Web Scrapping With Python — Part 1
Understanding And Building first Web Scraper
Web scrapping is wizardry and you will gain the foundational power of it once you go through the content below.
My goal in writing this article is to get anyone started with the basics of web scrapping. Web scrapping using python is definitely a useful skill to have. Let’s say you find data from the web and there is no direct way to download it, you can extract the data into a useful form by scrapping the web using Python.
Tools setup:
First I recommend installing the Anaconda Python distribution(Download Anaconda for Python Version 3.7) which is available from the following link : https://www.anaconda.com/download/
Next, run code using: Jupyter Notebook.
Jupyter notebook installation steps:
# Python 3, open command prompt and type the following
pip3 install jupyter#Once you have installed it, use the following command to open it.
jupyter notebook#Once you run the command, you will see the application opening in web browser
http://localhost:8888#on the menu bar, you will see options to create folder and files.
Goal :
Remember, our goal is to scrap the results table in this website and store it in a csv for easier manipulation using Python: http://www.hubertiming.com/results/2018Resolution
So, what does scrapping the results table mean? We will be doing the following steps.
- Retrieving HTML data from the specified website
- Parsing that data for target information
- Storing the target information
As a starter, we are only focusing on building a scrapper to download the data from the table. There are more complex real time examples to automate the user interactions on the web site and then download the required data. Fortunately, we can accomplish those using selenium package from python.
Now you are set to start writing your first web scrapper.
Step 1: Import the necessary libraries and get the html of the page.
- Use urllib.request module to open URLs.
- The Beautiful Soup package is used to extract data from html files. The Beautiful Soup library’s name is bs4 which stands for Beautiful Soup, version 4.

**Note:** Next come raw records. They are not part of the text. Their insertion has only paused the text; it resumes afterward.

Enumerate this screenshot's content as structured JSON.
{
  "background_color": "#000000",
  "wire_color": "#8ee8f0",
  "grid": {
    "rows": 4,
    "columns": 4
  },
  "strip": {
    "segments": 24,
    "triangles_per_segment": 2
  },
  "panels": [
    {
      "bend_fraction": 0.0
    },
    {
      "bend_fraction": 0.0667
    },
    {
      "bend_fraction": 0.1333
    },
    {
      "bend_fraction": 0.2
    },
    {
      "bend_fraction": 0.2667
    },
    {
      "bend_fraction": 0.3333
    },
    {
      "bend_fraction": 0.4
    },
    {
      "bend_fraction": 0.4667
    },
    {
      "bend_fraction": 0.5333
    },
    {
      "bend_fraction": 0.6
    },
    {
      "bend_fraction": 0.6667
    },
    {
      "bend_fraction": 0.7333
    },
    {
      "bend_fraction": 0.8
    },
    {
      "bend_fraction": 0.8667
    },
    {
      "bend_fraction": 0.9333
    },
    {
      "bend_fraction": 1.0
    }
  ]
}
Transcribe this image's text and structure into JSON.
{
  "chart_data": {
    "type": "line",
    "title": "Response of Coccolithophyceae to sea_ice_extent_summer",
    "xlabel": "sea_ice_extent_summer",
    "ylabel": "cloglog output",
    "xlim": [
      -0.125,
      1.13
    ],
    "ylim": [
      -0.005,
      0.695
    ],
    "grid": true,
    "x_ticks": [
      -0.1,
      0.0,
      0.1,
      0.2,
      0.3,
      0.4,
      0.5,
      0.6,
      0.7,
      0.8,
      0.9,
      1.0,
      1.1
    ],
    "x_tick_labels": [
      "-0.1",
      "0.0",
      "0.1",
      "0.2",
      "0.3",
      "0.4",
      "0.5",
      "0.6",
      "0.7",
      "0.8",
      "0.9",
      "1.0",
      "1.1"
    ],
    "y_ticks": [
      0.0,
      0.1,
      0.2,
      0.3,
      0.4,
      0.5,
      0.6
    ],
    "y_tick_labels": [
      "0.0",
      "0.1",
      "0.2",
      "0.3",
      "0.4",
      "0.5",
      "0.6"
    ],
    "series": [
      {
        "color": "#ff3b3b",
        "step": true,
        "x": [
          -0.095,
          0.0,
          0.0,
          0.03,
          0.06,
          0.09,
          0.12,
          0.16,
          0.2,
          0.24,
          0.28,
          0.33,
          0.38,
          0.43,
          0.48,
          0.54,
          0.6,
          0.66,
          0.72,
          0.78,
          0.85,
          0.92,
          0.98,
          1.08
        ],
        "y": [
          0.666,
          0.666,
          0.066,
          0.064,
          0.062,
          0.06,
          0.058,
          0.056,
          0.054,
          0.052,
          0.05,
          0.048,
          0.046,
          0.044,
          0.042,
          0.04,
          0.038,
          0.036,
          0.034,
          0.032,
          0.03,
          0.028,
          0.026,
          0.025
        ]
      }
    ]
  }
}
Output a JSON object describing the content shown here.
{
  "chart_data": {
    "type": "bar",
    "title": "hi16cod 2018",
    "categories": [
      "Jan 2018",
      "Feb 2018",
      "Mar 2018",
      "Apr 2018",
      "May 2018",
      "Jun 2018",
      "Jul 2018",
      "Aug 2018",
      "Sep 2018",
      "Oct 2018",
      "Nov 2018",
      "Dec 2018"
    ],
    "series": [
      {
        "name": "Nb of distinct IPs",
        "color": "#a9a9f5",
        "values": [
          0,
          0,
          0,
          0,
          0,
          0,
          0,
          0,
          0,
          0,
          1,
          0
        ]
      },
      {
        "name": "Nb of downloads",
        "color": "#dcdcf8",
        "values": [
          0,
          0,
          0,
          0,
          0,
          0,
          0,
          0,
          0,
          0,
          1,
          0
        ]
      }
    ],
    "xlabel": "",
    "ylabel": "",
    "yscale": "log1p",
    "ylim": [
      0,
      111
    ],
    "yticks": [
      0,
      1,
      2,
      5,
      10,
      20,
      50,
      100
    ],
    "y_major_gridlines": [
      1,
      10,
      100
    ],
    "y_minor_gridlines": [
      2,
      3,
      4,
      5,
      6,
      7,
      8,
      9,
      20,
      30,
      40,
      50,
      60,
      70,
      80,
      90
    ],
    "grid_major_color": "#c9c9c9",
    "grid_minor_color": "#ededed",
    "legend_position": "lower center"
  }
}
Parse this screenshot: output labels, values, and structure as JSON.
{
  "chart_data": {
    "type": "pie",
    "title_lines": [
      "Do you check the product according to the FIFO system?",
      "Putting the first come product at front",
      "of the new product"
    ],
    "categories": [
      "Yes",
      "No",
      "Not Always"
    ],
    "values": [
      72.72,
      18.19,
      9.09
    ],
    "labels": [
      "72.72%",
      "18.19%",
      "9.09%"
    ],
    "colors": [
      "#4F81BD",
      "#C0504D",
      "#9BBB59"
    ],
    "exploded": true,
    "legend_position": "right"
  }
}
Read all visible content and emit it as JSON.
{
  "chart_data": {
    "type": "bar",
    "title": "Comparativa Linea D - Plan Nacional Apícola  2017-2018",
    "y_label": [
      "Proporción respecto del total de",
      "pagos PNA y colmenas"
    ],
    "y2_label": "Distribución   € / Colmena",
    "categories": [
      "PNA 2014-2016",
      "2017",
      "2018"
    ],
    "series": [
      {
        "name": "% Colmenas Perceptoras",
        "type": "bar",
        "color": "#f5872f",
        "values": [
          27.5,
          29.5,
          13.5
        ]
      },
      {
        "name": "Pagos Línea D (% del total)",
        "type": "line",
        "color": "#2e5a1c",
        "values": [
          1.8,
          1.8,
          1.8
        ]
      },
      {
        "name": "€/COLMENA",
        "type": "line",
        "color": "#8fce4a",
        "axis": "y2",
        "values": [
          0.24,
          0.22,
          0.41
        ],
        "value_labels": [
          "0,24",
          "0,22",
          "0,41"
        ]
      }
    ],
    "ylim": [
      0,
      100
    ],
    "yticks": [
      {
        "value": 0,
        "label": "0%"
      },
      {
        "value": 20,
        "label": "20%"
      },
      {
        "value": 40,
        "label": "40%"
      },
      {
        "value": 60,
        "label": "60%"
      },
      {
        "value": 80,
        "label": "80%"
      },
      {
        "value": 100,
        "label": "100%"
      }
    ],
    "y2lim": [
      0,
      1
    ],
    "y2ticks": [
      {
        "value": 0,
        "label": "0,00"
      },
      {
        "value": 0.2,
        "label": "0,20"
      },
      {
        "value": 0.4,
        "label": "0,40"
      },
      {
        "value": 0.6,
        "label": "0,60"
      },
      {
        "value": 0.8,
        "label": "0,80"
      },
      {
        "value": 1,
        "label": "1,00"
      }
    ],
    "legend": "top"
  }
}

from urllib.request import urlopen
from bs4 import BeautifulSoup
After importing necessary modules, we can specify URL containing the data and pass it to urlopen() to get the html of the page.
html = urlopen("http://www.hubertiming.com/results/2018Resolution")
Step 2: Create a Beautiful Soup object from the html. Beautiful Soup package is used to take the raw html text and break it into Python objects (Parsing the data). It helps formatting and organizing the messy web by fixing bad HTML and presenting us with easily traversable Python objects.
bsobj = BeautifulSoup(html, 'lxml')
print(bsobj)
There are two things to note in the above code. 1) we are converting the html data to a beautiful soup object. 2) lxml is a very useful XML/HTML processing library.
output:
Step3 : Store the target information. Our target is to take each row of data and store it in a csv file.
- Retrieve the table rows
table_rows= bsobj.findAll('tr')
print(table_rows)
output: here we have all the table rows <tr>
- But, what we need is all table rows in a list so that we can convert the list into data frame.
for row in table_rows:
each_row= row.findAll('td')
print(each_row)
output: The output below shows that each row is printed with html tags.
- The above is not what you want. You want text without html tags. You can remove the html tags using BeautifulSoup.
Note: You are doing two things here. 1) removing html tags using BeautifulSoup and extracting only text 2) Creating an empty list and appending each row of text to the empty list.
lists_of_rows = []
for row in table_rows:
each_row= row.findAll('td')
str_row= str(each_row)
row_text = BeautifulSoup(str_row, "lxml").get_text()
lists_of_rows.append(row_text)
print(lists_of_rows)
output:
4. The next step is to convert the list into a data frame and get the view of the rows using Pandas.
- import the required libraries
import pandas as pd
import numpy as np
# you can import matplotlib if you plan to create visualization. But the goal of this article is just to crawl the data from the website and convert it into a dataframe.
- convert the list created in step 3 into a data frame
data = pd.DataFrame(lists_of_rows[5:])
print(data)
output:
- The output is saved in a csv, so we clean and manipulate the data when ever we want. Note: create a csv in the specified path so that we can write the retrieved data from the website to this csv.
data.to_csv(r'filepath\Book1.csv', encoding='utf-8', index=False)
Conclusion
Great start! You performed web scraping using Python. We used the Beautiful Soup library to parse html data and convert it into a form that can be used for analysis. With the data stored in the csv you can perform data cleaning and create useful plots to extract insights.
Before you go, you can ask why would we want to use web scrapper if we have API’s available?
In general, it is preferable to use an API (if one exists), rather than build a scrapper to get the same data. However, there are several reasons why an API might not exist:
• You are gathering data across a collection of sites that do not have a cohesive API.
• The data you want is a fairly small, finite set that the webmaster did not think warranted an API.
• The source does not have the infrastructure or technical ability to create an API.